França lembra dos atentados jihadistas com uma forte divisão política

Paris, 12 nov (EFE).- A França lembra neste final de semana o primeiro aniversário dos atentados de 13 de novembro em Paris com dúvidas sobre a rede de comando dos ataques, que puseram fim à união nacional frente ao terrorismo e estão em pauta no debate político para as eleições presidenciais de 2017.

As comemorações, embora formalmente se concentraram durante a manhã com um percurso pelos palcos dos ataques pelo presidente francês, François Hollande, na prática começaram ontem à noite com um minuto de silêncio no jogo de futebol França-Suécia no Stade de France.

Um minuto de silêncio em homenagem aos 130 mortos e centenas de feridos dos atentados, precedido pelo hino nacional francês cantado por boa parte dos 80 mil espectadores do Stade de France, onde começou a ação jihadista naquela noite de 13 de novembro de 2015 e que já é um dos momentos mais fúnebres da história da capital francesa.

A sequência continuará nesta noite com a reabertura, com um concerto de Sting, na casa de shows Bataclan, principal símbolo desses atentados já que só no local fram assassinadas 90 pessoas e mais de mil espectadores ficaram marcados com ferimentos físicos ou psicológicos.

Essas vítimas, como as do Stade de France e dos terraços de bares e restaurantes baleados, voltaram ao primeiro plano após um ano dos ataques, junto à dos terroristas que os perpetraram, sobre os quais persistem não poucas incógnitas.
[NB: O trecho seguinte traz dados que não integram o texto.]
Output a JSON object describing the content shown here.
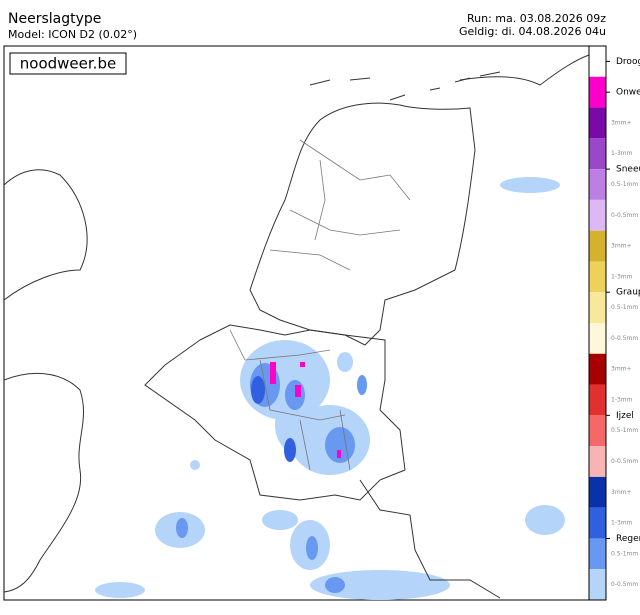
{
  "header": {
    "title": "Neerslagtype",
    "model": "Model: ICON D2 (0.02°)",
    "run": "Run: ma. 03.08.2026 09z",
    "valid": "Geldig: di. 04.08.2026 04u"
  },
  "brand": "noodweer.be",
  "legend": [
    {
      "label": "Droog",
      "levels": [
        {
          "color": "#ffffff"
        }
      ]
    },
    {
      "label": "Onwe",
      "levels": [
        {
          "color": "#ff00cc"
        }
      ]
    },
    {
      "label": "Sneeu",
      "levels": [
        {
          "label": "3mm+",
          "color": "#7a0aa6"
        },
        {
          "label": "1-3mm",
          "color": "#9a48c8"
        },
        {
          "label": "0.5-1mm",
          "color": "#bb80e2"
        },
        {
          "label": "0-0.5mm",
          "color": "#dcb8f4"
        }
      ]
    },
    {
      "label": "Graup",
      "levels": [
        {
          "label": "3mm+",
          "color": "#d4b22e"
        },
        {
          "label": "1-3mm",
          "color": "#ecd25a"
        },
        {
          "label": "0.5-1mm",
          "color": "#f8e89a"
        },
        {
          "label": "0-0.5mm",
          "color": "#fdf8d8"
        }
      ]
    },
    {
      "label": "Ijzel",
      "levels": [
        {
          "label": "3mm+",
          "color": "#a80000"
        },
        {
          "label": "1-3mm",
          "color": "#e03030"
        },
        {
          "label": "0.5-1mm",
          "color": "#f46868"
        },
        {
          "label": "0-0.5mm",
          "color": "#f8b4b4"
        }
      ]
    },
    {
      "label": "Regen",
      "levels": [
        {
          "label": "3mm+",
          "color": "#0a32a8"
        },
        {
          "label": "1-3mm",
          "color": "#3060e0"
        },
        {
          "label": "0.5-1mm",
          "color": "#6898f0"
        },
        {
          "label": "0-0.5mm",
          "color": "#b4d4fa"
        }
      ]
    }
  ]
}
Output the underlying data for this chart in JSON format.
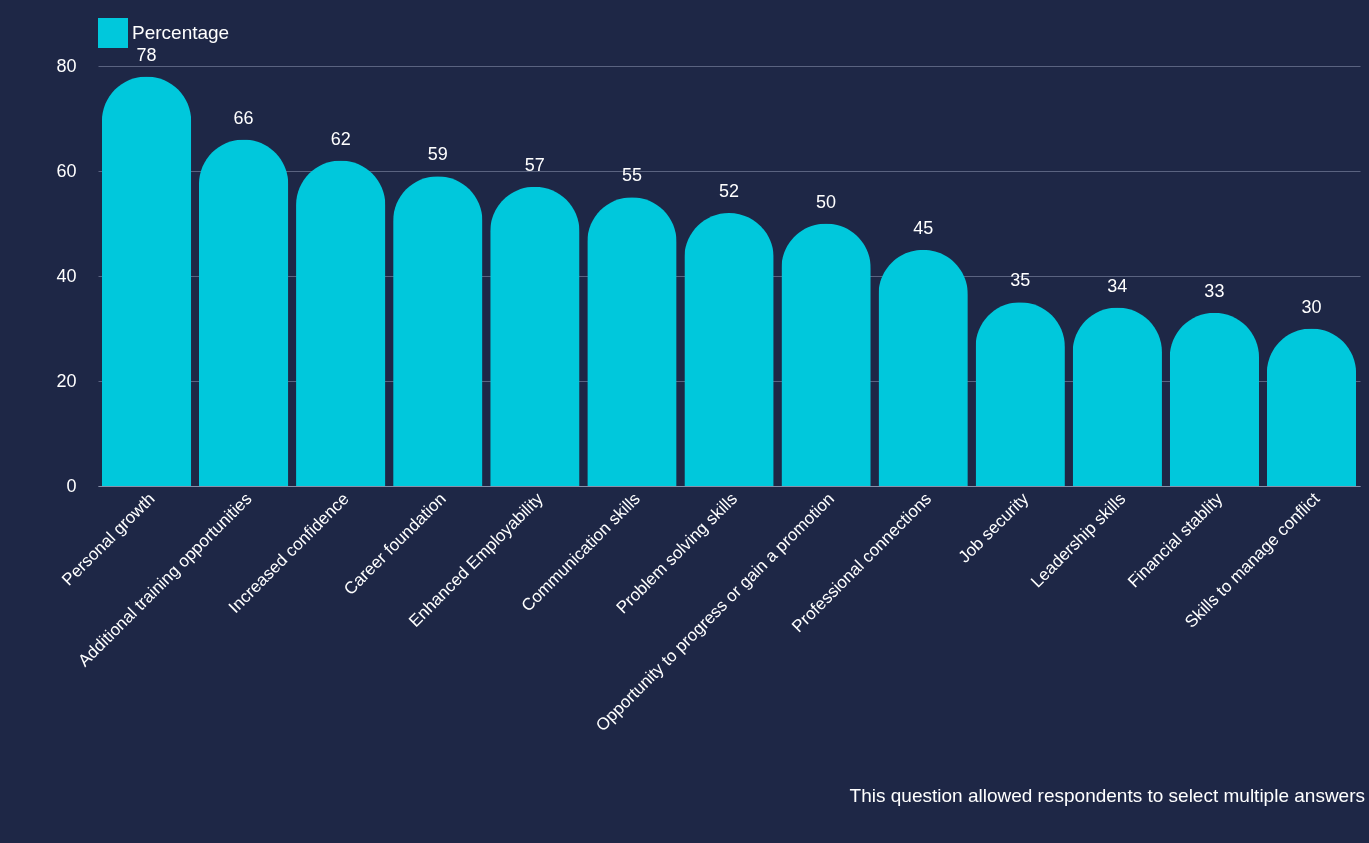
{
  "chart_data": {
    "type": "bar",
    "categories": [
      "Personal growth",
      "Additional training opportunities",
      "Increased confidence",
      "Career foundation",
      "Enhanced Employability",
      "Communication skills",
      "Problem solving skills",
      "Opportunity to progress or gain a promotion",
      "Professional connections",
      "Job security",
      "Leadership skills",
      "Financial stablity",
      "Skills to manage conflict"
    ],
    "series": [
      {
        "name": "Percentage",
        "color": "#00c8dc",
        "values": [
          78,
          66,
          62,
          59,
          57,
          55,
          52,
          50,
          45,
          35,
          34,
          33,
          30
        ]
      }
    ],
    "ylim": [
      0,
      80
    ],
    "yticks": [
      0,
      20,
      40,
      60,
      80
    ],
    "grid": "y",
    "legend": "top",
    "data_labels": true,
    "annotations": [
      "This question allowed respondents to select multiple answers"
    ]
  }
}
A investigação fez muitos avanços, e assim por exemplo foi identificado recentemente o jihadista belga Ahmad Atar, conhecido como "Abu Ahmad", como um dos supostos coordenadores do mortal dispositivo desde o reduto do grupo terrorista Estado Islâmico na Síria.

Segundo o testemunho de um dos terroristas aos quais enviou para atentar na Europa, mas que foi detido na Áustria, Atar recrutou os dois iraquianos que explodiram seus cinturões de explosivos no Stade de France.

Além disso, a célula que finalmente cometeu os atentados de Bruxelas de 22 de março -entre os quais estavam os irmãos Barkraoui, primos de "Abu Ahmad"- o manteve informado sobre o plano de ação.

Mas os investigadores acreditam que Atar não era mais que um a mais na rede de comando e possivelmente nem sequer o principal cérebro da trama, no qual o belga Abdelhamid Abbaoud trabalhou como coordenador no terreno.

Faltando notícias sobre o paradeiro de "Abu Ahmad", Abaaoud foi morto cinco dias depois dos atentados no ataque policial à casa de Saint-Denis onde tinha se refugiado com outros dois de seus cúmplices.

Também estão mortos os outros membros do comando com a única exceção de Salah Abdeslam, detido em Bruxelas em março e preso desde julho na França, mas fechado em um silêncio absoluto do que não cabe esperar grande coisa.

A França tinha reagido à primeira grande onda de atentados jihadistas de janeiro de 2015 com um pedido de unidade política em torno dos valores republicanos, mas em 13 de novembro tudo foi pelos ares.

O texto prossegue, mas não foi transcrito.